Bonum Certa Men Certa

The Economics of FUD

Once upon a time, I had opined that Microsoft's true bounty in the Microvell deal was Novell's complicity in Microsoft's attempts to undermine the E.C. Decision and fines, and that the FUD was merely a bonus.

Apparently, I hadn't any appreciation for just how much of an economic interest the monopolist has in using any and all means to defend their position for as absolutely long as possible. While reading through the Linux Foundation's response to Microsoft's recent patent saber-rattling, I was taken aback at the truly staggering sums involved:

In the time it will likely take you to read this article, Microsoft will have made $500,000 in net profit. It's instructive to note that the majority of that profit comes from its Windows operating system and Office suite of business software. Not coincidentally, those are the two product lines most threatened by Linux operating systems and Open Office.

Given the high stakes involved, it's not surprising that Microsoft would take steps to protect its turf. In fact, it makes perfect sense. Let's face it: If you were making $1 billion a month, what would you do? Perhaps engage in rhetoric and hyperbole to generate some old-fashioned FUD (fear, uncertainty, and doubt)? Just looking at the numbers, it's easy to see that even if the scare campaign merely delays a customer's migration from Windows to Linux by a single day, Microsoft is $34 million dollars better off.


Think about that - just one week of Novell-Fueled FUD pays for all of those SUSE subscriptions (7 days @ $34M each = $238M, MS payed $240M for 350,000 SUSE subscription coupons). Each and every day that Microsoft has been able to use Novell's capitulation to FUD Linux since November 9th 2006 has been pure profit.

Does anyone still really want to argue that Novell was the party of advantage, as evidenced by the relatively larger (but insignificant to Microsoft, as these number indicate) payment for the patent covenant?
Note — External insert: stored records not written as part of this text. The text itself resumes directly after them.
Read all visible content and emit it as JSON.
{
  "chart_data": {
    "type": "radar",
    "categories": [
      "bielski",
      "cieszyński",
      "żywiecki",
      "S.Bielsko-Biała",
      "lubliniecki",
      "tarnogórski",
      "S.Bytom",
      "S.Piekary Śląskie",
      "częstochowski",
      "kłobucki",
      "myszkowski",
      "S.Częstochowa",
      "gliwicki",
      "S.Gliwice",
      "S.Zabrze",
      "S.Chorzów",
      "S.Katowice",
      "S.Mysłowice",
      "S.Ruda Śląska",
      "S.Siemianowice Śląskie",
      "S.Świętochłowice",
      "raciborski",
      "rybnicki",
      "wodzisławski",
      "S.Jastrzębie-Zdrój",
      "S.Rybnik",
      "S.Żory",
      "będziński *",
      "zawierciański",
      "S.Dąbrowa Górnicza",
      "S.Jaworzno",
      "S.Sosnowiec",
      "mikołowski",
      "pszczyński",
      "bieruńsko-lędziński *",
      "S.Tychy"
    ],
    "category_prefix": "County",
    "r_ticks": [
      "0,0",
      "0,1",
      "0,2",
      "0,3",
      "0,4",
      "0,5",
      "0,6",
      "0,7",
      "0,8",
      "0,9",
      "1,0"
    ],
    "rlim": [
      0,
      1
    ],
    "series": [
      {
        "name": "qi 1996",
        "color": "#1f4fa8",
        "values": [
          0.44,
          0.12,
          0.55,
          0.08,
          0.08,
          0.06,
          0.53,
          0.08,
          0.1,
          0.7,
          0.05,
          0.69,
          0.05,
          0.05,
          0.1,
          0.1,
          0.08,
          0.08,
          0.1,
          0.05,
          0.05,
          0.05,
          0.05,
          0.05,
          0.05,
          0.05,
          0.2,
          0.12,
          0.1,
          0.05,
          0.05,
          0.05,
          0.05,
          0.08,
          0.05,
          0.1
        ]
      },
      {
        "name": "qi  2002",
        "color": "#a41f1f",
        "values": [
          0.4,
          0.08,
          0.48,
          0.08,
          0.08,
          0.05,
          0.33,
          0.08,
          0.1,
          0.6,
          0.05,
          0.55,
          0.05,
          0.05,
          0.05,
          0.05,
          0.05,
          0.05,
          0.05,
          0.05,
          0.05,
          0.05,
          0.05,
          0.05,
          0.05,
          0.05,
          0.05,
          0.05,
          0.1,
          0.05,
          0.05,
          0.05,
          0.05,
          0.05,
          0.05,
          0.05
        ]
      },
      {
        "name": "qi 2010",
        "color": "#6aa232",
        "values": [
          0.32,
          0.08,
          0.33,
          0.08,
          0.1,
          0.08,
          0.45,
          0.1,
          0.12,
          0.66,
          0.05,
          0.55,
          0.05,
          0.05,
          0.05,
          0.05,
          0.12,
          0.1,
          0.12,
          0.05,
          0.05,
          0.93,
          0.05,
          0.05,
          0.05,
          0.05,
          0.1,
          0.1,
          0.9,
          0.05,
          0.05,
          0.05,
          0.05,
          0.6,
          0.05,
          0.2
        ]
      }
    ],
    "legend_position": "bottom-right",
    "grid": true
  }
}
As far as the statement from the the Linux Foundation, they have called on Microsoft ("a rational actor") to "work with the Linux ecosystem to restore confidence in the patent system by making sure they are issued only for truly unique, innovative, and novel functions that advance the state of the art." The statement also includes not-so-subtle reminders to Microsoft that they are not the only people to hold significant patent portfolios.

Joining in the patent cold war recently, on the side of Free Software and toting a significant and focused patent portfolio of their own, was Sun's Jonathan Schwartz, who has pledged to rally to the aid of Red Hat and Ubuntu, if need be. (It should be noted that Sun engaged in a controversial deal with Microsoft back in 2004, in which Sun secured protection from potential IP claims regarding OOO by MS for only Sun StarOffice customers - sound familiar?)
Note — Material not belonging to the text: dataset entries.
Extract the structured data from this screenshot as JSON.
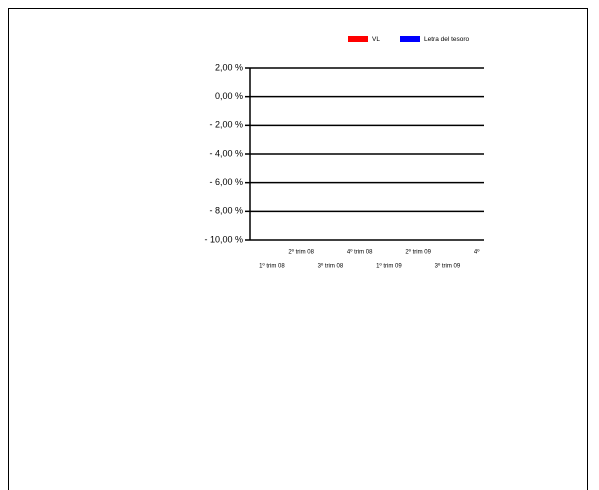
{
  "chart_data": {
    "type": "line",
    "categories": [
      "1º trim 08",
      "2º trim 08",
      "3º trim 08",
      "4º trim 08",
      "1º trim 09",
      "2º trim 09",
      "3º trim 09",
      "4º"
    ],
    "series": [
      {
        "name": "VL",
        "color": "#ff0000",
        "values": [
          null,
          null,
          null,
          null,
          null,
          null,
          null,
          null
        ]
      },
      {
        "name": "Letra del tesoro",
        "color": "#0000ff",
        "values": [
          null,
          null,
          null,
          null,
          null,
          null,
          null,
          null
        ]
      }
    ],
    "ylim": [
      -10,
      2
    ],
    "yticks": [
      {
        "value": 2,
        "label": "2,00 %"
      },
      {
        "value": 0,
        "label": "0,00 %"
      },
      {
        "value": -2,
        "label": "- 2,00 %"
      },
      {
        "value": -4,
        "label": "- 4,00 %"
      },
      {
        "value": -6,
        "label": "- 6,00 %"
      },
      {
        "value": -8,
        "label": "- 8,00 %"
      },
      {
        "value": -10,
        "label": "- 10,00 %"
      }
    ],
    "grid": true,
    "legend": "top-right"
  }
}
Of course, neither Microsoft nor Sun want to truly test their spurious software patents in a court of law, but moments such as these allow us some insight into the dispositions, and motivations, of the "leaders" of the software industry.

In this case Microsoft, Novell and Sun all have a vested interest in the perpetuation of the software patent myth, and would prefer just an adjustment of the broken system.